Su aportación a la pintura pasa por nuevas técnicas y nuevas maneras de atacar los lienzos que le llevaron a pintar los cuadros desde dentro de los mismos, literalmente, y a convertir el resultado en un hecho en sí, en la constatación de un hecho estético (“action painting”) producto de la simbiosis del artista con su obra y el fluir de su subconsciente hasta su florecimiento y plasmación en la tela (“Automatismo”), un arduo y entregado proceso que no es una representación de nada externo a él.
La fuerza de sus pinturas en trazos, texturas y color es de una autenticidad que perturba. Para mí, es sin duda el mejor de todos los pintores norteamericanos desde la llegada de holandeses e ingleses a sus costas y, desde luego, del siglo XX.

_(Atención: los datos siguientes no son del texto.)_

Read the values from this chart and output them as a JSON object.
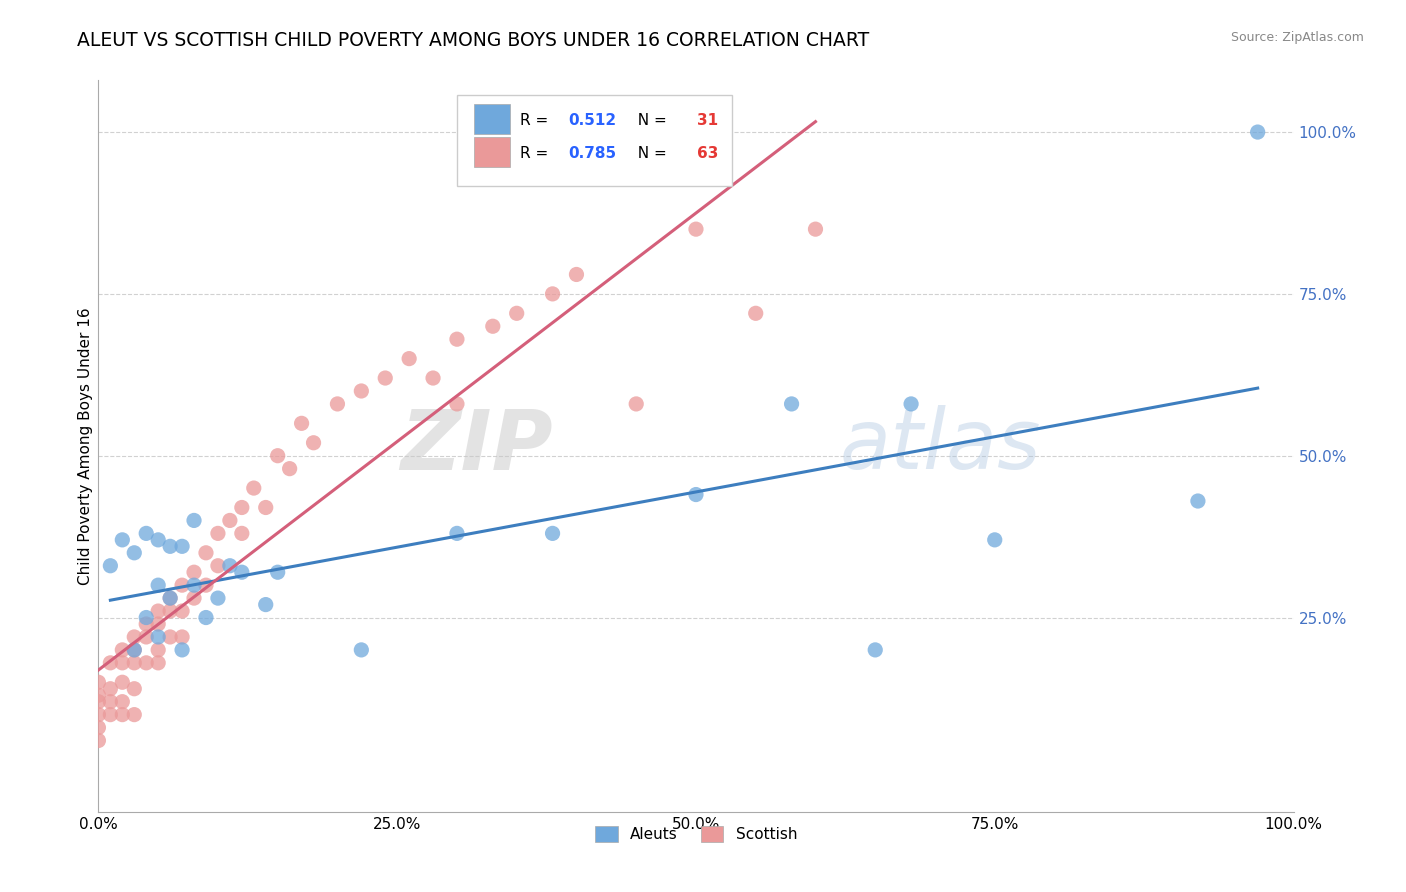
{
  "title": "ALEUT VS SCOTTISH CHILD POVERTY AMONG BOYS UNDER 16 CORRELATION CHART",
  "source": "Source: ZipAtlas.com",
  "ylabel": "Child Poverty Among Boys Under 16",
  "xlim": [
    0.0,
    1.0
  ],
  "ylim": [
    -0.05,
    1.08
  ],
  "xtick_labels": [
    "0.0%",
    "25.0%",
    "50.0%",
    "75.0%",
    "100.0%"
  ],
  "xtick_positions": [
    0.0,
    0.25,
    0.5,
    0.75,
    1.0
  ],
  "ytick_labels": [
    "25.0%",
    "50.0%",
    "75.0%",
    "100.0%"
  ],
  "ytick_positions": [
    0.25,
    0.5,
    0.75,
    1.0
  ],
  "aleut_color": "#6fa8dc",
  "scottish_color": "#ea9999",
  "aleut_line_color": "#3d7ebf",
  "scottish_line_color": "#d45f7a",
  "aleut_R": "0.512",
  "aleut_N": "31",
  "scottish_R": "0.785",
  "scottish_N": "63",
  "watermark_zip": "ZIP",
  "watermark_atlas": "atlas",
  "legend_R_color": "#2962ff",
  "legend_N_color": "#e53935",
  "background_color": "#ffffff",
  "grid_color": "#cccccc",
  "title_fontsize": 13.5,
  "axis_label_fontsize": 11,
  "tick_fontsize": 11,
  "ytick_color": "#4472c4",
  "aleut_x": [
    0.01,
    0.02,
    0.03,
    0.03,
    0.04,
    0.04,
    0.05,
    0.05,
    0.05,
    0.06,
    0.06,
    0.07,
    0.07,
    0.08,
    0.08,
    0.09,
    0.1,
    0.11,
    0.12,
    0.14,
    0.15,
    0.22,
    0.3,
    0.38,
    0.5,
    0.58,
    0.65,
    0.68,
    0.75,
    0.92,
    0.97
  ],
  "aleut_y": [
    0.33,
    0.37,
    0.2,
    0.35,
    0.25,
    0.38,
    0.3,
    0.22,
    0.37,
    0.36,
    0.28,
    0.36,
    0.2,
    0.3,
    0.4,
    0.25,
    0.28,
    0.33,
    0.32,
    0.27,
    0.32,
    0.2,
    0.38,
    0.38,
    0.44,
    0.58,
    0.2,
    0.58,
    0.37,
    0.43,
    1.0
  ],
  "scottish_x": [
    0.0,
    0.0,
    0.0,
    0.0,
    0.0,
    0.0,
    0.01,
    0.01,
    0.01,
    0.01,
    0.02,
    0.02,
    0.02,
    0.02,
    0.02,
    0.03,
    0.03,
    0.03,
    0.03,
    0.03,
    0.04,
    0.04,
    0.04,
    0.05,
    0.05,
    0.05,
    0.05,
    0.06,
    0.06,
    0.06,
    0.07,
    0.07,
    0.07,
    0.08,
    0.08,
    0.09,
    0.09,
    0.1,
    0.1,
    0.11,
    0.12,
    0.12,
    0.13,
    0.14,
    0.15,
    0.16,
    0.17,
    0.18,
    0.2,
    0.22,
    0.24,
    0.26,
    0.28,
    0.3,
    0.33,
    0.35,
    0.38,
    0.4,
    0.45,
    0.5,
    0.55,
    0.6,
    0.3
  ],
  "scottish_y": [
    0.12,
    0.08,
    0.1,
    0.13,
    0.06,
    0.15,
    0.18,
    0.14,
    0.1,
    0.12,
    0.2,
    0.15,
    0.1,
    0.18,
    0.12,
    0.22,
    0.18,
    0.14,
    0.2,
    0.1,
    0.24,
    0.18,
    0.22,
    0.26,
    0.2,
    0.18,
    0.24,
    0.28,
    0.22,
    0.26,
    0.3,
    0.26,
    0.22,
    0.32,
    0.28,
    0.35,
    0.3,
    0.38,
    0.33,
    0.4,
    0.42,
    0.38,
    0.45,
    0.42,
    0.5,
    0.48,
    0.55,
    0.52,
    0.58,
    0.6,
    0.62,
    0.65,
    0.62,
    0.68,
    0.7,
    0.72,
    0.75,
    0.78,
    0.58,
    0.85,
    0.72,
    0.85,
    0.58
  ]
}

He hecho mención a la película de Truffaut porque Pollock acabó, a pesar de su educación académica pictórica y su absorción de los vanguardias que llegaban de la vieja Europa, sobretodo de Picasso, volviendo a los orígenes de la cultura inmanente al continente que habitó y tantos miles de años enraizada en la visión de los “salvajes” que poblaron su tierra natal, Wyoming, originalmente, como los indios arapahoes o los cheyennes.
De este gran artista es posible extraer una lección importante para nuestra temática del blog: la forma externa de los objetivos no debe primar sobre el poder que el subconsciente deseo de los mismos posee, ya que cualquier resultado puede ser brillante si se trabaja con esa pasión, convencimiento e imbricación que Pollock ponía en sus cuadros, aunque el resultado no se parezca a nada previamente existente.
Por cierto, él decía que no quería caballetes, que pintaba en el suelo para poder atacar el lienzo desde cualquier ángulo… ¿no es suficiente para admirarlo?, ¿no es otra lección vital de gran calado trasladada al mundo de la creación? Un tipo peculiar y trascendental: ¡chapeau!, que diría el cineasta francés.